Part of Code Quality & Syntax, which counts for 20% of the overall score. When this check fires it deducts 4 points from that category, once per scan, no matter how many places it turns up.

What it detects

time.sleep() blocks the entire thread, so if it runs on the asyncio event loop it stalls every other coroutine for its duration, not just the caller. asyncio.sleep() yields control back to the loop instead. Heuristic: this only checks that the same file defines an async def and uses await somewhere else, not that this exact call sits inside a coroutine.

Why it matters

time.sleep() blocks the entire operating-system thread it runs on, not just the current function.

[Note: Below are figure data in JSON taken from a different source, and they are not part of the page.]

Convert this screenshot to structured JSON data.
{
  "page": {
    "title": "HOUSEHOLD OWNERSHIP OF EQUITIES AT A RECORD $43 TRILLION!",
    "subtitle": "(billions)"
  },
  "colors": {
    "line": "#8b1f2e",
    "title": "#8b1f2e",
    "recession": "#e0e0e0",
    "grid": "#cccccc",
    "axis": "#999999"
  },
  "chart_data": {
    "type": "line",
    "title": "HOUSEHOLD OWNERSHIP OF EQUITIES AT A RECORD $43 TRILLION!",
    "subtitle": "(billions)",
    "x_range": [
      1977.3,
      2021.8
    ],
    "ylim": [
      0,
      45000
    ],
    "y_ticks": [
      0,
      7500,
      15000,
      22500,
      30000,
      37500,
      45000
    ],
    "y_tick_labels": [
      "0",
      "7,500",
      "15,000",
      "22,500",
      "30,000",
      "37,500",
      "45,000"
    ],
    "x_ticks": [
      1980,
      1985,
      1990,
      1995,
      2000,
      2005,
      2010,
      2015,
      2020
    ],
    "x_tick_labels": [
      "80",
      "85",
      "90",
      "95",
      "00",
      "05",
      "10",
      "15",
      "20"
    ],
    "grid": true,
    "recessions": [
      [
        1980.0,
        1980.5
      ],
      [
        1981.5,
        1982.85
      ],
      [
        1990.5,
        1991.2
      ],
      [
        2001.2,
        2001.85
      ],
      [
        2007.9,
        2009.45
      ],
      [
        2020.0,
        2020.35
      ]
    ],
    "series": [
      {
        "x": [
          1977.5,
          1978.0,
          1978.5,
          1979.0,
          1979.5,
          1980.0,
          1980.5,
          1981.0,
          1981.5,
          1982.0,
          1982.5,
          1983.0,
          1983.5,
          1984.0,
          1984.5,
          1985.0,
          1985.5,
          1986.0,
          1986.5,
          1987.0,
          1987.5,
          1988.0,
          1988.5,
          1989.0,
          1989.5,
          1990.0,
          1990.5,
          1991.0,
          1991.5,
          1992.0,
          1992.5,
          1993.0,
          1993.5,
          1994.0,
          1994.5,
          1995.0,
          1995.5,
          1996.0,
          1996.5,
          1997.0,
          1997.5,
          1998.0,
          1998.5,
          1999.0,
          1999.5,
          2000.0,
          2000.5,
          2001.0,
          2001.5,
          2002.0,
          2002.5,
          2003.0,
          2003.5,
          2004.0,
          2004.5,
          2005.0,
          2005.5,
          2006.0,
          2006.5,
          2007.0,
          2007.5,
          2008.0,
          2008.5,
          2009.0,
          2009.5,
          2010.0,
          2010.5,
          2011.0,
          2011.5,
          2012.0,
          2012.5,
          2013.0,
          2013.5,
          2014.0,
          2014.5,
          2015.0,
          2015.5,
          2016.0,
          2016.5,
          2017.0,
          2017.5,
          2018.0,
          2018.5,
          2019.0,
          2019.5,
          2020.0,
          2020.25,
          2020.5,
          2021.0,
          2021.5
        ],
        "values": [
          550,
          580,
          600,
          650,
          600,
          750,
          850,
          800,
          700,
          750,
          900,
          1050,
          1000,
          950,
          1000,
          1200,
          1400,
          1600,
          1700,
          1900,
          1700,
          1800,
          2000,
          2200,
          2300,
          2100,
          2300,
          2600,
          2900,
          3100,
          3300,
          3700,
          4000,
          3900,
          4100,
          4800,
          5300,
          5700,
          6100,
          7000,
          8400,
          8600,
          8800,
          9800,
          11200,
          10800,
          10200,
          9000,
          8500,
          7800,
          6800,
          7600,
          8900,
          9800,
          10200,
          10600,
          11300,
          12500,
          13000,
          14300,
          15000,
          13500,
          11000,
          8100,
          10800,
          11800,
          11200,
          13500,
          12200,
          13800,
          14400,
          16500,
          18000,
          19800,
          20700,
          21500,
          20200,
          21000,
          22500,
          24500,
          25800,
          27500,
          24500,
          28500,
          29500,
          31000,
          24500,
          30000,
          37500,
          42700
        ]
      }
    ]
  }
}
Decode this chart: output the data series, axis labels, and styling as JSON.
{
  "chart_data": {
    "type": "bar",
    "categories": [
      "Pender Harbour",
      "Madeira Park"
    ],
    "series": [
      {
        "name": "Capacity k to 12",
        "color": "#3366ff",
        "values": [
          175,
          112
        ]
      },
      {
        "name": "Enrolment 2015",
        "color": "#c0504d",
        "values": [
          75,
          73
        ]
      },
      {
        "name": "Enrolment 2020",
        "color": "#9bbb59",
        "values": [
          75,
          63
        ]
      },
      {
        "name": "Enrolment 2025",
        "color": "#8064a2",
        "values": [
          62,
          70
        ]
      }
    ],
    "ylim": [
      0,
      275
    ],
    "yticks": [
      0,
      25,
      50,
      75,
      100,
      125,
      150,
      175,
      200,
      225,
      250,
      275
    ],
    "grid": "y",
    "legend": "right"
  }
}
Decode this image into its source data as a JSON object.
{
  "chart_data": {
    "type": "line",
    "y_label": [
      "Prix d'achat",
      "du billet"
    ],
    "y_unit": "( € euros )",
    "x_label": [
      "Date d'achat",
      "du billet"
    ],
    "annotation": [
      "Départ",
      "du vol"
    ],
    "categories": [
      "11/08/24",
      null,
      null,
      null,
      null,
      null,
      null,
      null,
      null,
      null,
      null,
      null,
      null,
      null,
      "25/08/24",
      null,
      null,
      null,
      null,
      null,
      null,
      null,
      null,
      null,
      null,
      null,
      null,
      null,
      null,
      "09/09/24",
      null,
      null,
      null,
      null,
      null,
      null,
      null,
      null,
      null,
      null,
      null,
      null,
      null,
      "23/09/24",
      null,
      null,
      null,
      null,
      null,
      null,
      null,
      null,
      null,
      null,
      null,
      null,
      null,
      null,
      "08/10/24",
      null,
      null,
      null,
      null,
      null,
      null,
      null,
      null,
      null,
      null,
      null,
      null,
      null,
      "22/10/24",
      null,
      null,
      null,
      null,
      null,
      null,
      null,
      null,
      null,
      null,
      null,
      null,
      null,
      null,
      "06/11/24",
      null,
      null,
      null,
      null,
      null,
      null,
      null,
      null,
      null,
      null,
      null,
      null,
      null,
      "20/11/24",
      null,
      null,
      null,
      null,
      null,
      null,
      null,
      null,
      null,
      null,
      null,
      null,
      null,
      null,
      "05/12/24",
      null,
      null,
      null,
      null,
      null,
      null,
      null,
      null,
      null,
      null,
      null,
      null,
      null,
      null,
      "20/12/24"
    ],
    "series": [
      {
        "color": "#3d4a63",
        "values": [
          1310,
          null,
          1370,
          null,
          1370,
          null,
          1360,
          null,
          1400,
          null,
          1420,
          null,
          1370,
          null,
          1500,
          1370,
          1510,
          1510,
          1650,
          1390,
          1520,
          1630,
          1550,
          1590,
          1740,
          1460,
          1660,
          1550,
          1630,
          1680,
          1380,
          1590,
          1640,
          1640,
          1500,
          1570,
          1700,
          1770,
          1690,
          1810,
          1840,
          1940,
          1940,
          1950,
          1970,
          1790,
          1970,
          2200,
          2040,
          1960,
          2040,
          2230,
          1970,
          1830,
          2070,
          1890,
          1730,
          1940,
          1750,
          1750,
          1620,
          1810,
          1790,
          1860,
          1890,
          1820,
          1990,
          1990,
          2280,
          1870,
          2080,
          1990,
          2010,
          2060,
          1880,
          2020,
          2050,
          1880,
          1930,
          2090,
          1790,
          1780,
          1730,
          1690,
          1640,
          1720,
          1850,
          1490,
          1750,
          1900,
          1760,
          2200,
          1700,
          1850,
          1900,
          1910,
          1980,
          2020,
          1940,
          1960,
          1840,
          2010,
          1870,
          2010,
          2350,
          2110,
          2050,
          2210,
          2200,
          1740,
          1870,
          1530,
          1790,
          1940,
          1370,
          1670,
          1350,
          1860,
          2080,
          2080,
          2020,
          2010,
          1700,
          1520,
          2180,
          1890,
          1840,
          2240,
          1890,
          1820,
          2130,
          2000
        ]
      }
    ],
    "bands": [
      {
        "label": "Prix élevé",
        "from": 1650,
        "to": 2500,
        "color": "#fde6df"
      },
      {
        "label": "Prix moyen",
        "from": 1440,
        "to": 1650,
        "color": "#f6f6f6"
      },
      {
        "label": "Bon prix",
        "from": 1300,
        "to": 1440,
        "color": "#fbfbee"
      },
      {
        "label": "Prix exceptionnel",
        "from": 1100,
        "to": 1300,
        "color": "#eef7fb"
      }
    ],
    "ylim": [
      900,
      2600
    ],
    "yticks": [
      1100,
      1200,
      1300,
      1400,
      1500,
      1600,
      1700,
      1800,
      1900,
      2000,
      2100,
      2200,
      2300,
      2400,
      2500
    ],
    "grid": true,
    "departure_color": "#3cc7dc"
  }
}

If that thread is the one running your asyncio event loop, every other coroutine scheduled on that loop is stuck waiting for the sleep to finish, even though they have nothing to do with it. asyncio.sleep() is a coroutine that yields control back to the loop instead, letting other work proceed. This detector only checks that the same file defines an async def and uses await somewhere else, not that this exact time.sleep() call executes inside a coroutine.

How to fix it

If this call runs inside a coroutine (a function defined with async def, or reachable from one), replace it with await asyncio.sleep(seconds). If it genuinely runs on a separate thread (for example inside code executed via loop.run_in_executor or a background worker thread), time.sleep() there is fine and can be left as-is.